Cabel Luc, Blanchet Benoit, Thomas-Schoemann Audrey, Huillard Olivier, Bellesoeur Audrey, Cessot Anatole, Giroux Julie, Boudou-Rouquette Pascaline, Coriat Romain, Vidal Michel, Saidu Nathaniel E B, Golmard Lisa, Alexandre Jérome, Goldwasser Francois
Department of Medical Oncology, Cochin Hospital, AP-HP, 27 rue du Faubourg Saint Jacques, 75014, Paris, France.
Paris Descartes University, CARPEM, Paris, France.
Fundam Clin Pharmacol. 2018 Feb;32(1):98-107. doi: 10.1111/fcp.12327. Epub 2017 Nov 10.
Therapeutic drug monitoring (TDM) could be helpful in oral targeted therapies. Data are sparse to evaluate its impact on treatment management. This study aimed to determine a threshold value of plasma drug exposure associated with the occurrence of grade 3-4 toxicity, then the potential impact of TDM on clinical decision. Consecutive outpatients treated with sunitinib were prospectively monitored between days 21 and 28 of the first cycle, then monthly until disease progression. At each consultation, the composite AUC (sunitinib + active metabolite SU12662) was assayed. The decisions taken during each consultation were matched with AUC and compared to the decisional algorithm based on TDM. A total of 105 cancer patients and 288 consultations were matched with the closest AUC measurement. The majority (60%) of the patients had metastatic renal clear-cell carcinoma (mRCC). Fifty-five (52%) patients experienced grade 3-4 toxicity. Multivariate analysis identified composite AUC as a parameter independently associated with grade 3-4 toxicity (P < 0.0001). Using the ROC curve, the threshold value of composite AUC predicting grade ≥3 toxicity was 2150 ng/mL/h (CI 95%, 0.6-0.79%; P < 0.0001). At disease progression in patients with mRCC, AUC tended to be lower than the one assayed during the first cycle (1678 vs. 2004 ng/mL/h, respectively, P = 0.072). TDM could have changed the medical decision for sunitinib dosing in 30% of patients at the first cycle of treatment, and in 46% of the patients over the whole treatment course. TDM is routinely feasible and may both contribute to improve toxicity management and to identify sunitinib underexposure at the time of disease progression.

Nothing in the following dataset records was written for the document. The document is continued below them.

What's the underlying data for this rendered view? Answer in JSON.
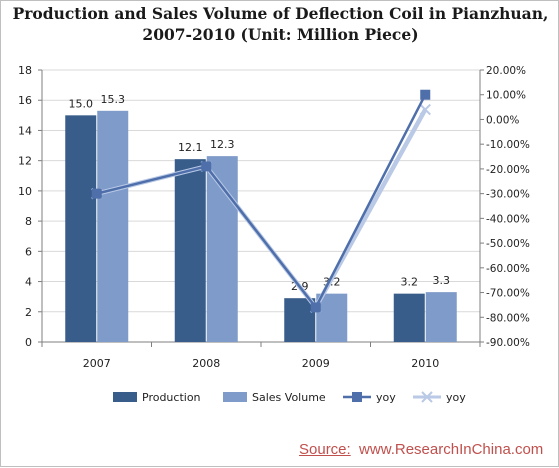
{
  "title_line1": "Production and Sales Volume of Deflection Coil in Pianzhuan,",
  "title_line2": "2007-2010 (Unit: Million Piece)",
  "source_label": "Source:",
  "source_value": "www.ResearchInChina.com",
  "colors": {
    "production": "#385d8a",
    "sales": "#7f9bc9",
    "yoy_square": "#4f6fab",
    "yoy_x": "#b9c9e6",
    "grid": "#d9d9d9",
    "axis": "#7f7f7f",
    "source": "#c0504d"
  },
  "chart_data": {
    "type": "bar",
    "categories": [
      "2007",
      "2008",
      "2009",
      "2010"
    ],
    "series": [
      {
        "name": "Production",
        "type": "bar",
        "axis": "left",
        "values": [
          15.0,
          12.1,
          2.9,
          3.2
        ],
        "labels": [
          "15.0",
          "12.1",
          "2.9",
          "3.2"
        ]
      },
      {
        "name": "Sales Volume",
        "type": "bar",
        "axis": "left",
        "values": [
          15.3,
          12.3,
          3.2,
          3.3
        ],
        "labels": [
          "15.3",
          "12.3",
          "3.2",
          "3.3"
        ]
      },
      {
        "name": "yoy",
        "type": "line",
        "marker": "square",
        "axis": "right",
        "values": [
          -0.3,
          -0.19,
          -0.76,
          0.1
        ]
      },
      {
        "name": "yoy",
        "type": "line",
        "marker": "x",
        "axis": "right",
        "values": [
          -0.3,
          -0.19,
          -0.76,
          0.04
        ]
      }
    ],
    "ylim": [
      0,
      18
    ],
    "yticks": [
      0,
      2,
      4,
      6,
      8,
      10,
      12,
      14,
      16,
      18
    ],
    "y2lim": [
      -0.9,
      0.2
    ],
    "y2ticks": [
      "20.00%",
      "10.00%",
      "0.00%",
      "-10.00%",
      "-20.00%",
      "-30.00%",
      "-40.00%",
      "-50.00%",
      "-60.00%",
      "-70.00%",
      "-80.00%",
      "-90.00%"
    ],
    "grid": true,
    "legend_position": "bottom"
  }
}
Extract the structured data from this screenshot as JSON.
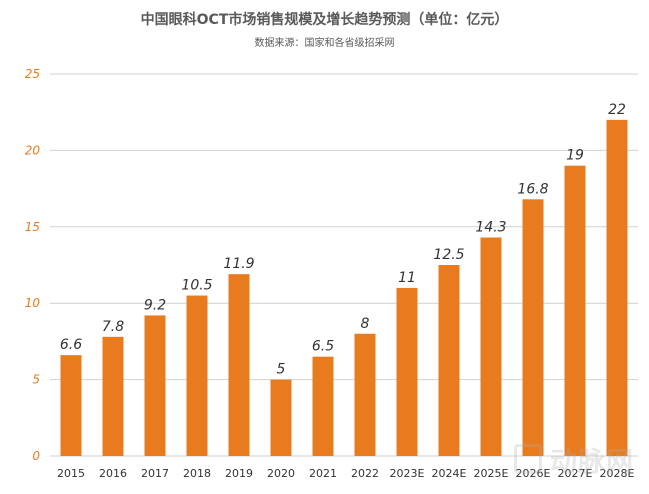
{
  "chart_data": {
    "type": "bar",
    "title": "中国眼科OCT市场销售规模及增长趋势预测（单位：亿元）",
    "subtitle": "数据来源：国家和各省级招采网",
    "categories": [
      "2015",
      "2016",
      "2017",
      "2018",
      "2019",
      "2020",
      "2021",
      "2022",
      "2023E",
      "2024E",
      "2025E",
      "2026E",
      "2027E",
      "2028E"
    ],
    "values": [
      6.6,
      7.8,
      9.2,
      10.5,
      11.9,
      5,
      6.5,
      8,
      11,
      12.5,
      14.3,
      16.8,
      19,
      22
    ],
    "value_labels": [
      "6.6",
      "7.8",
      "9.2",
      "10.5",
      "11.9",
      "5",
      "6.5",
      "8",
      "11",
      "12.5",
      "14.3",
      "16.8",
      "19",
      "22"
    ],
    "yticks": [
      0,
      5,
      10,
      15,
      20,
      25
    ],
    "ylim": [
      0,
      25
    ],
    "grid": true,
    "bar_color": "#e87b1e",
    "ytick_color": "#e87b1e",
    "xlabel": "",
    "ylabel": ""
  },
  "watermark": {
    "text": "动脉网",
    "icon": "logo-icon"
  }
}
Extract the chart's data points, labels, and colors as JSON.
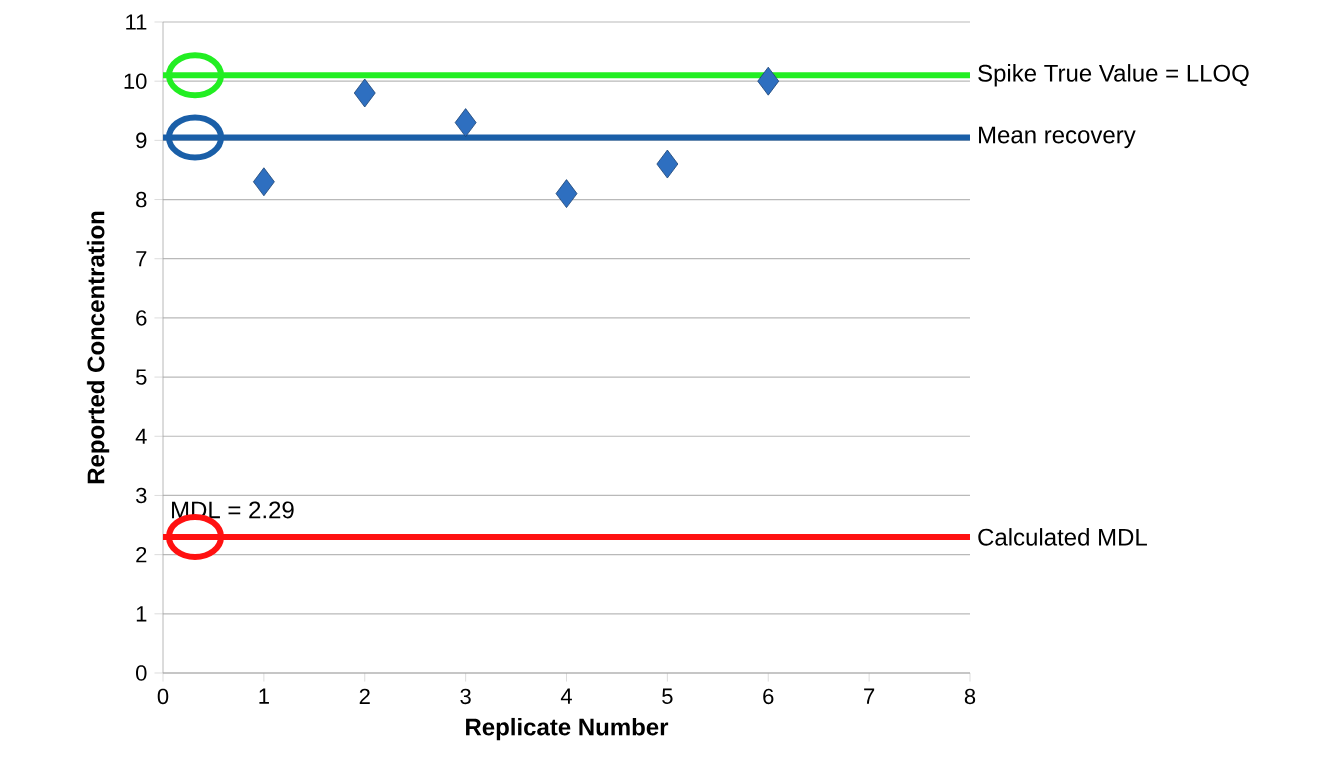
{
  "chart_data": {
    "type": "scatter",
    "xlabel": "Replicate Number",
    "ylabel": "Reported Concentration",
    "x": [
      1,
      2,
      3,
      4,
      5,
      6
    ],
    "values": [
      8.3,
      9.8,
      9.3,
      8.1,
      8.6,
      10.0
    ],
    "color": "#2e6fc0",
    "marker": "diamond",
    "xlim": [
      0,
      8
    ],
    "xticks": [
      0,
      1,
      2,
      3,
      4,
      5,
      6,
      7,
      8
    ],
    "ylim": [
      0,
      11
    ],
    "yticks": [
      0,
      1,
      2,
      3,
      4,
      5,
      6,
      7,
      8,
      9,
      10,
      11
    ],
    "grid": "y",
    "ref_lines": [
      {
        "axis": "y",
        "value": 10.1,
        "label": "Spike True Value = LLOQ",
        "color": "#22ee22"
      },
      {
        "axis": "y",
        "value": 9.05,
        "label": "Mean recovery",
        "color": "#1a5fa8"
      },
      {
        "axis": "y",
        "value": 2.3,
        "label": "Calculated MDL",
        "color": "#ff1111"
      }
    ],
    "annotations": [
      {
        "text": "MDL = 2.29",
        "x": 0,
        "y": 2.29
      }
    ]
  }
}
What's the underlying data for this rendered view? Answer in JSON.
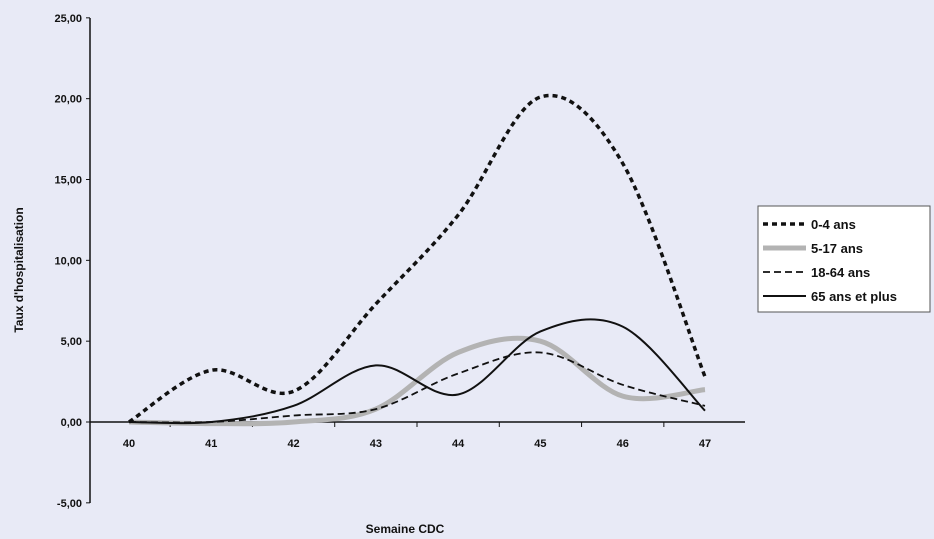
{
  "chart_data": {
    "type": "line",
    "title": "",
    "xlabel": "Semaine CDC",
    "ylabel": "Taux d'hospitalisation",
    "categories": [
      "40",
      "41",
      "42",
      "43",
      "44",
      "45",
      "46",
      "47"
    ],
    "x": [
      40,
      41,
      42,
      43,
      44,
      45,
      46,
      47
    ],
    "ylim": [
      -5,
      25
    ],
    "yticks": [
      -5,
      0,
      5,
      10,
      15,
      20,
      25
    ],
    "ytick_labels": [
      "-5,00",
      "0,00",
      "5,00",
      "10,00",
      "15,00",
      "20,00",
      "25,00"
    ],
    "grid": false,
    "legend_position": "right",
    "series": [
      {
        "name": "0-4 ans",
        "values": [
          0.0,
          3.2,
          1.9,
          7.3,
          12.8,
          20.1,
          16.0,
          2.8
        ],
        "color": "#111111",
        "style": "dotted-thick"
      },
      {
        "name": "5-17 ans",
        "values": [
          0.0,
          -0.1,
          0.0,
          0.8,
          4.3,
          5.0,
          1.6,
          2.0
        ],
        "color": "#b3b3b3",
        "style": "solid-thick"
      },
      {
        "name": "18-64 ans",
        "values": [
          0.0,
          0.0,
          0.4,
          0.8,
          3.0,
          4.3,
          2.3,
          1.0
        ],
        "color": "#111111",
        "style": "dashed"
      },
      {
        "name": "65 ans et plus",
        "values": [
          0.0,
          0.0,
          1.0,
          3.5,
          1.7,
          5.6,
          5.9,
          0.7
        ],
        "color": "#111111",
        "style": "solid"
      }
    ]
  }
}
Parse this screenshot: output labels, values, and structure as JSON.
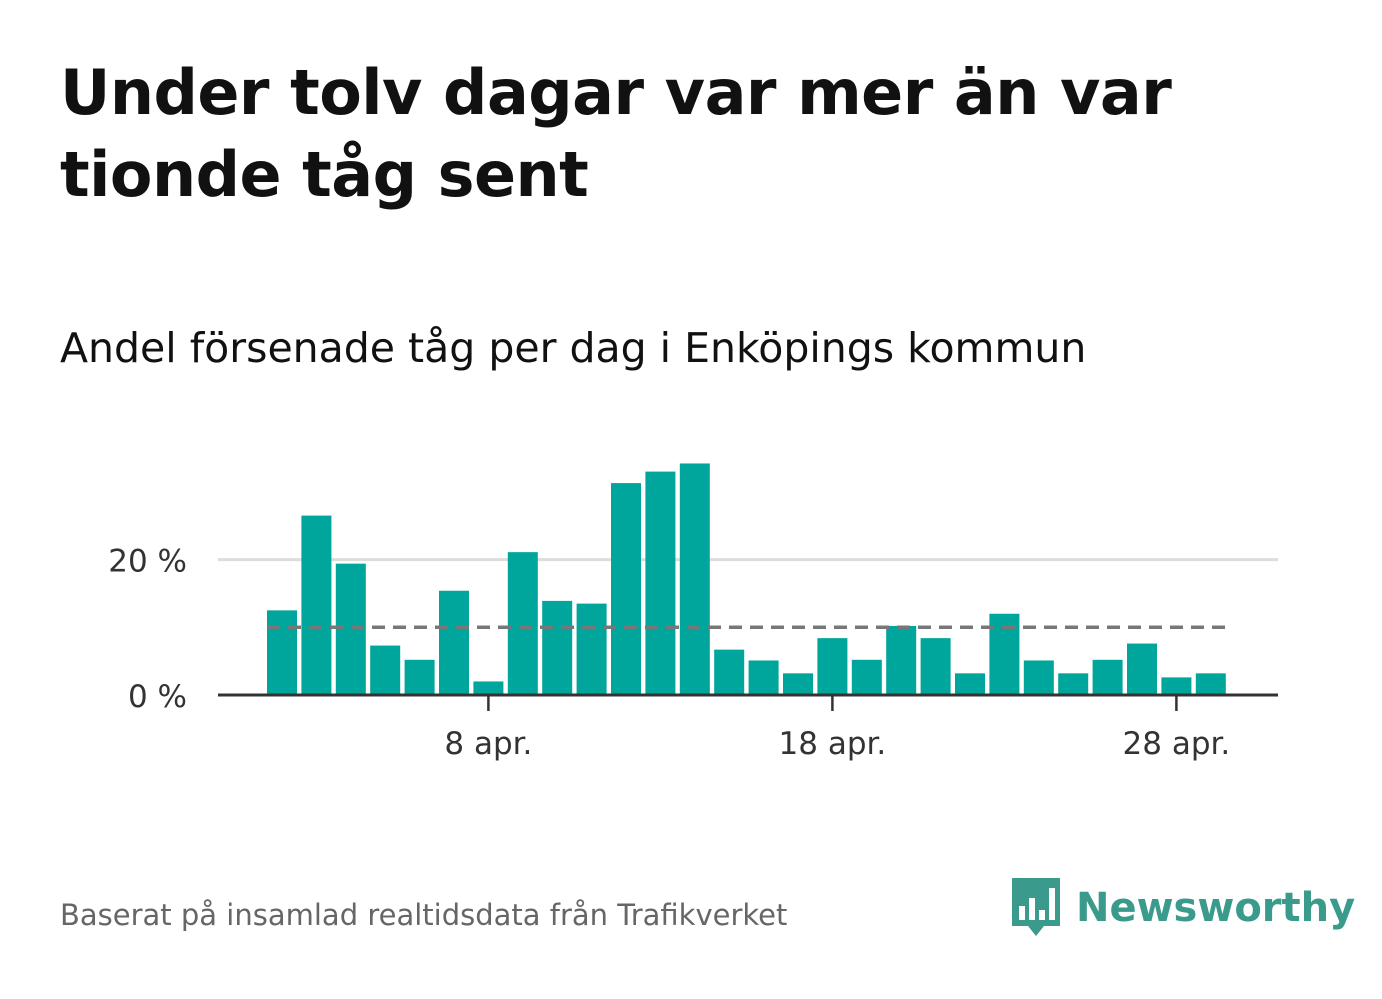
{
  "title": "Under tolv dagar var mer än var tionde tåg sent",
  "subtitle": "Andel försenade tåg per dag i Enköpings kommun",
  "source": "Baserat på insamlad realtidsdata från Trafikverket",
  "brand": {
    "name": "Newsworthy",
    "color": "#3a9a8b",
    "icon": "newsworthy-logo-icon"
  },
  "colors": {
    "bar": "#00a59b",
    "reference_line": "#777777",
    "grid": "#dddddd",
    "axis": "#333333"
  },
  "chart_data": {
    "type": "bar",
    "title": "Andel försenade tåg per dag i Enköpings kommun",
    "xlabel": "",
    "ylabel": "",
    "unit": "%",
    "ylim": [
      0,
      36
    ],
    "y_ticks": [
      {
        "value": 0,
        "label": "0 %"
      },
      {
        "value": 20,
        "label": "20 %"
      }
    ],
    "x_ticks": [
      {
        "index": 6,
        "label": "8 apr."
      },
      {
        "index": 16,
        "label": "18 apr."
      },
      {
        "index": 26,
        "label": "28 apr."
      }
    ],
    "categories": [
      "2 apr.",
      "3 apr.",
      "4 apr.",
      "5 apr.",
      "6 apr.",
      "7 apr.",
      "8 apr.",
      "9 apr.",
      "10 apr.",
      "11 apr.",
      "12 apr.",
      "13 apr.",
      "14 apr.",
      "15 apr.",
      "16 apr.",
      "17 apr.",
      "18 apr.",
      "19 apr.",
      "20 apr.",
      "21 apr.",
      "22 apr.",
      "23 apr.",
      "24 apr.",
      "25 apr.",
      "26 apr.",
      "27 apr.",
      "28 apr.",
      "29 apr."
    ],
    "values": [
      12.5,
      26.5,
      19.4,
      7.3,
      5.2,
      15.4,
      2.0,
      21.1,
      13.9,
      13.5,
      31.3,
      33.0,
      34.2,
      6.7,
      5.1,
      3.2,
      8.4,
      5.2,
      10.2,
      8.4,
      3.2,
      12.0,
      5.1,
      3.2,
      5.2,
      7.6,
      2.6,
      3.2
    ],
    "reference_line": {
      "value": 10,
      "style": "dashed"
    },
    "grid": true
  }
}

治疗药物监测(TDM)可能有助于口服靶向治疗。评估其对治疗管理影响的数据稀少。本研究旨在确定与3 - 4级毒性发生相关的血浆药物暴露阈值,进而确定TDM对临床决策的潜在影响。对接受舒尼替尼治疗的连续门诊患者在第一个周期的第21天至28天进行前瞻性监测,然后每月监测一次直至疾病进展。每次会诊时,测定复合AUC(舒尼替尼 + 活性代谢物SU12662)。将每次会诊时做出的决策与AUC进行匹配,并与基于TDM的决策算法进行比较。共有105例癌症患者和288次会诊与最接近的AUC测量值相匹配。大多数(60%)患者患有转移性肾透明细胞癌(mRCC)。55例(52%)患者出现3 - 4级毒性。多变量分析确定复合AUC是与3 - 4级毒性独立相关的参数(P < 0.0001)。使用ROC曲线,预测≥3级毒性的复合AUC阈值为2150 ng/mL/h(95%CI,0.6 - 0.79%;P < 0.0001)。在mRCC患者疾病进展时,AUC往往低于第一个周期测定的值(分别为1678和2004 ng/mL/h,P = 0.072)。在治疗的第一个周期,TDM可能改变了30%患者的舒尼替尼给药医疗决策,在整个治疗过程中改变了46%患者的决策。TDM常规可行,可能有助于改善毒性管理,并在疾病进展时识别舒尼替尼暴露不足的情况。